Snapshot data notice
All rate figures and margin examples on this page are illustrative of typical ranges observed in the UAE remittance market; they are not live quotes. Exchange rates and provider margins move continuously. Always check the current rate and fee directly with the provider at the time of your transfer, not from this page. Last verified 22 June 2026.
For a worked comparison of what specific UAE providers offered on the AED to INR corridor, the send money India from UAE: best rate guide applies this method to actual provider quotes. The Al Ansari exchange rates explained article covers how one of the largest UAE exchange houses structures its rates across corridors.
To compare providers for your specific corridor and amount, the UAE money transfer comparison shows the market side by side.
Sources: CBUAE official exchange rates at centralbank.ae; CBUAE dirham peg history; interbank FX market methodology (Reuters, XE.com). Margin ranges marked should be confirmed from current provider rate boards and apps at the time of transfer. Last verified 22 June 2026. This article is comparison and information, not regulated financial advice; moneycompare.ae is not licensed by the CBUAE or the SCA to advise.
The mid-market rate is the midpoint between the buy price and the sell price for a currency pair in global wholesale markets at any given moment. It is also called the interbank rate or spot rate. It is the rate you see when you search Google Finance or XE.com. No retail customer transacts at this rate; it is the benchmark against which all offered rates are measured.
The margin is the difference between the mid-market rate and the rate the provider offers you. It can be embedded in the offered rate itself (so it looks like no fee is charged but the rate is worse than mid-market), charged as a separate flat fee or percentage, or both simultaneously. To find the total cost, calculate the margin percentage on the rate and add any flat fee charged on the transfer.

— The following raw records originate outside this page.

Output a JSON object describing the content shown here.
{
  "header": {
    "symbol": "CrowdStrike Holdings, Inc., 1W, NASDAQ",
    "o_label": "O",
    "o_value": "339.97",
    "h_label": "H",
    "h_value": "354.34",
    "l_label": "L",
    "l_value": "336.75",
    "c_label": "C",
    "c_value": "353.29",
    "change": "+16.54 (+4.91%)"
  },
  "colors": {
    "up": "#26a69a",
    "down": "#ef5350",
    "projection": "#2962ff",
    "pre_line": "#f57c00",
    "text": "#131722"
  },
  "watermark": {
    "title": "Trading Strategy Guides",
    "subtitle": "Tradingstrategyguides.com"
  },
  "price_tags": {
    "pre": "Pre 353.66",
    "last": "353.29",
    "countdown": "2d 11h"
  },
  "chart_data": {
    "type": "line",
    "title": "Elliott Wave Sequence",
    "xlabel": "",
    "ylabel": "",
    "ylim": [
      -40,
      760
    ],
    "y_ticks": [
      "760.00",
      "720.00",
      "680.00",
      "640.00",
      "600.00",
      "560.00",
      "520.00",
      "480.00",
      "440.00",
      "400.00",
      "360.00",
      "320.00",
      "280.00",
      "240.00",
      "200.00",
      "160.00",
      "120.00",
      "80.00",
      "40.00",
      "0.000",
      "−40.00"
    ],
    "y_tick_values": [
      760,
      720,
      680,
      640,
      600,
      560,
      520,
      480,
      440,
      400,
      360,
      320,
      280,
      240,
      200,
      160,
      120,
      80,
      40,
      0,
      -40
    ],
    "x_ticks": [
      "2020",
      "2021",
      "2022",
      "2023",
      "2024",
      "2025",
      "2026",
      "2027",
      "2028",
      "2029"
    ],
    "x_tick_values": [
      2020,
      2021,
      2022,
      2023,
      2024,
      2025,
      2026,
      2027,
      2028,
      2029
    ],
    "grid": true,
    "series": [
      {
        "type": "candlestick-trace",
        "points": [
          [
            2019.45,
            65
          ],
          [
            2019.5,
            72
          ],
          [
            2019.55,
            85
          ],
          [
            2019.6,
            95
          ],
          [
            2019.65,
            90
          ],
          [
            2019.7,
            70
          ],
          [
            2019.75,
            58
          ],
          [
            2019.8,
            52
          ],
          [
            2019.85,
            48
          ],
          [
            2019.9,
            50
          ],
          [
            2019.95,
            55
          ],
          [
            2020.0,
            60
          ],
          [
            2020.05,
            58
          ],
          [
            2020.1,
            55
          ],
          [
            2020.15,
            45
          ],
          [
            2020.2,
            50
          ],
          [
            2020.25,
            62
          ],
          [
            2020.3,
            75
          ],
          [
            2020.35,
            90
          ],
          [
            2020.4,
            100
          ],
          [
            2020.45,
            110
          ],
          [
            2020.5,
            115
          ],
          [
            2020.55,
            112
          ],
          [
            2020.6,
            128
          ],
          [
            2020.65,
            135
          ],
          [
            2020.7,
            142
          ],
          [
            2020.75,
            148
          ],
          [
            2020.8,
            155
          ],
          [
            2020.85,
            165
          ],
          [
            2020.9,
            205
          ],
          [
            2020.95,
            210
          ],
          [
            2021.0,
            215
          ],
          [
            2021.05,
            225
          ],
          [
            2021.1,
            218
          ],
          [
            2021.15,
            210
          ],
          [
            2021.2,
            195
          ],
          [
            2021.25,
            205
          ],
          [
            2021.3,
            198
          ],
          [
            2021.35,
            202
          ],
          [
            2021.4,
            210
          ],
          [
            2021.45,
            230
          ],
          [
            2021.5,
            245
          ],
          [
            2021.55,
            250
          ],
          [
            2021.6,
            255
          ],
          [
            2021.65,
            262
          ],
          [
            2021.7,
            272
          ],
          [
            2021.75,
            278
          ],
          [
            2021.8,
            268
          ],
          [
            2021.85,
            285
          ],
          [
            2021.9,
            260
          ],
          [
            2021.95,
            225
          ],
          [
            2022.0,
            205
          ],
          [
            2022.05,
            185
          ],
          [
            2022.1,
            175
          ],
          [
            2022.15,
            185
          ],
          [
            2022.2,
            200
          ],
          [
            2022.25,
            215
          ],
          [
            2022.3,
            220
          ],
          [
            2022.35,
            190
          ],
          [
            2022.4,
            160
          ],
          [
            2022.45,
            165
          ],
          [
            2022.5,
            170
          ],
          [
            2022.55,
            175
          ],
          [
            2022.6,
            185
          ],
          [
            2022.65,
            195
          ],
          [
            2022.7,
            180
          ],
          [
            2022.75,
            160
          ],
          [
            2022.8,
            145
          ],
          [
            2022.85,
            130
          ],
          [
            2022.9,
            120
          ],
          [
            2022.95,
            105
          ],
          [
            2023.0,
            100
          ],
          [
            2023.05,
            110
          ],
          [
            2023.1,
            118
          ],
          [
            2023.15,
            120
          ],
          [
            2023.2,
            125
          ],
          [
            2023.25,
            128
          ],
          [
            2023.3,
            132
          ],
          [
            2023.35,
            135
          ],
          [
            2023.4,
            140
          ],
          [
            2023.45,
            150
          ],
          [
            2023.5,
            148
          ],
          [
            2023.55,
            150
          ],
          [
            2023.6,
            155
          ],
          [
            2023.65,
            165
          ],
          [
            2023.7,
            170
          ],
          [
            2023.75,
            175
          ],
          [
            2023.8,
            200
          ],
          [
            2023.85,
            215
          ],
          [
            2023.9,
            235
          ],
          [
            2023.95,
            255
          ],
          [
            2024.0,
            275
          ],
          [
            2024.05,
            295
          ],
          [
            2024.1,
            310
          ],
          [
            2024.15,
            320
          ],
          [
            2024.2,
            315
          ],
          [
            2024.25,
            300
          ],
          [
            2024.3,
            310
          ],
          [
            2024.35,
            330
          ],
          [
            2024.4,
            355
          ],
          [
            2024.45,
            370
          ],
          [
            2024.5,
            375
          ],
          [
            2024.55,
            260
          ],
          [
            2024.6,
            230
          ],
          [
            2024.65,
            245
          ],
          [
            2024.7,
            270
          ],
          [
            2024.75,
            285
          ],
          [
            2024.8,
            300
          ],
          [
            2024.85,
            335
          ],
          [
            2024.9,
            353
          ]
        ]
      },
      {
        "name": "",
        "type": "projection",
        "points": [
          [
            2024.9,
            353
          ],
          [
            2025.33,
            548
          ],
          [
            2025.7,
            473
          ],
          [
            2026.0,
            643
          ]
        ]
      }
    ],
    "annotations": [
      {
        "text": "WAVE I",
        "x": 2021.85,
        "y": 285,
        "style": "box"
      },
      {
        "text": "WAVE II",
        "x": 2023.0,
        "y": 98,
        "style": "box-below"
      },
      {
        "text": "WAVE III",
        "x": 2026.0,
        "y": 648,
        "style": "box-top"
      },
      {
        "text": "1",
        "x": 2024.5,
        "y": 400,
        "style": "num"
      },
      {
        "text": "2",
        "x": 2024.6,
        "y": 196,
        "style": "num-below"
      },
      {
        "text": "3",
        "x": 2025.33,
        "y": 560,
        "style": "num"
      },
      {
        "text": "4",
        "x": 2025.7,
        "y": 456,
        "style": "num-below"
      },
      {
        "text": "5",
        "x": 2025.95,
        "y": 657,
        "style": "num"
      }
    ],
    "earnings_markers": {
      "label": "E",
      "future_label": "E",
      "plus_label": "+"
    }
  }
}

The AED is pegged to the USD at a fixed rate of AED 3.6725 per dollar, which has held since 1997. This means AED and USD move together. However, the AED is only pegged to the USD. The Indian rupee, Pakistani rupee, Philippine peso and all other currencies float against the dollar. When the rupee weakens against the dollar, it weakens against the dirham too, because AED and USD are locked together. The peg removes one layer of volatility (AED/USD is fixed) but all other pairs involving AED continue to move based on their relationship with the dollar.
The CBUAE publishes official exchange rates daily on its website at centralbank.ae. These are reference rates derived from the interbank market, not retail rates. They represent the official valuation of the AED against a basket of currencies as of the publication date. They are useful as a daily benchmark but will not match what any exchange house or app offers, since those providers build in a margin above the reference rate.

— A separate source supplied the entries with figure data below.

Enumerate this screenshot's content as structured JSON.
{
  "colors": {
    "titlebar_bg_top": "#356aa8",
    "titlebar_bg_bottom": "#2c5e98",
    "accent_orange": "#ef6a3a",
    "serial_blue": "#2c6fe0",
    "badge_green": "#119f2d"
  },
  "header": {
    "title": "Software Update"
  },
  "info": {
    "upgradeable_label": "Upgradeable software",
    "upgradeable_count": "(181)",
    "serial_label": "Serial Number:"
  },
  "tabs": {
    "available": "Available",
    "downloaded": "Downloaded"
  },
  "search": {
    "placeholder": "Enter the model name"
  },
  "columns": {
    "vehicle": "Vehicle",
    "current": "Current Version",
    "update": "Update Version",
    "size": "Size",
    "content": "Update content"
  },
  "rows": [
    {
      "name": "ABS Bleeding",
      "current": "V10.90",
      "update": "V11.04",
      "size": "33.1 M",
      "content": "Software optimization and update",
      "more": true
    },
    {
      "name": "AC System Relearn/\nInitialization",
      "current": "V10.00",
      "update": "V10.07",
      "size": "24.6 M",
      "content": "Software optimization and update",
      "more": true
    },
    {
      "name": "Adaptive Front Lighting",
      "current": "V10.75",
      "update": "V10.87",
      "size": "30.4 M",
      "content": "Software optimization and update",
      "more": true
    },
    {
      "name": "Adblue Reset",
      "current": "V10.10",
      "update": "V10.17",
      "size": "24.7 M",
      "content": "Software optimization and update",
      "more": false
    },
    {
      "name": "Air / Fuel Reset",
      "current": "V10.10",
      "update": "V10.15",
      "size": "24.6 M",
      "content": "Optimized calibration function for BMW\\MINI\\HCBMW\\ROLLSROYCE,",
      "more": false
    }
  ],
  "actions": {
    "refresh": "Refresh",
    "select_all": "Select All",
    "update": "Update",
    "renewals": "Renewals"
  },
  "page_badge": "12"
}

Step 1: search Google for the current mid-market rate (e.g. "1 AED to INR"). Step 2: note the rate the provider is quoting. Step 3: calculate the margin as a percentage: ((mid-market rate minus offered rate) divided by mid-market rate) multiplied by 100. Step 4: add any flat fee to determine total cost. A margin below 1% is tight; 1-3% is typical for competitive providers; above 4-5% is expensive. Apply this to every provider before sending.
The exchange house buys foreign currency from the interbank market near the mid-market rate and sells it to retail customers at a less favourable rate. The difference is their margin. For popular corridors like AED to INR, margins at UAE exchange houses typically range from around 0.5% to 3% depending on the provider and channel. Apps that specialise in remittance often quote tighter margins than traditional exchange houses, particularly for larger transfer amounts.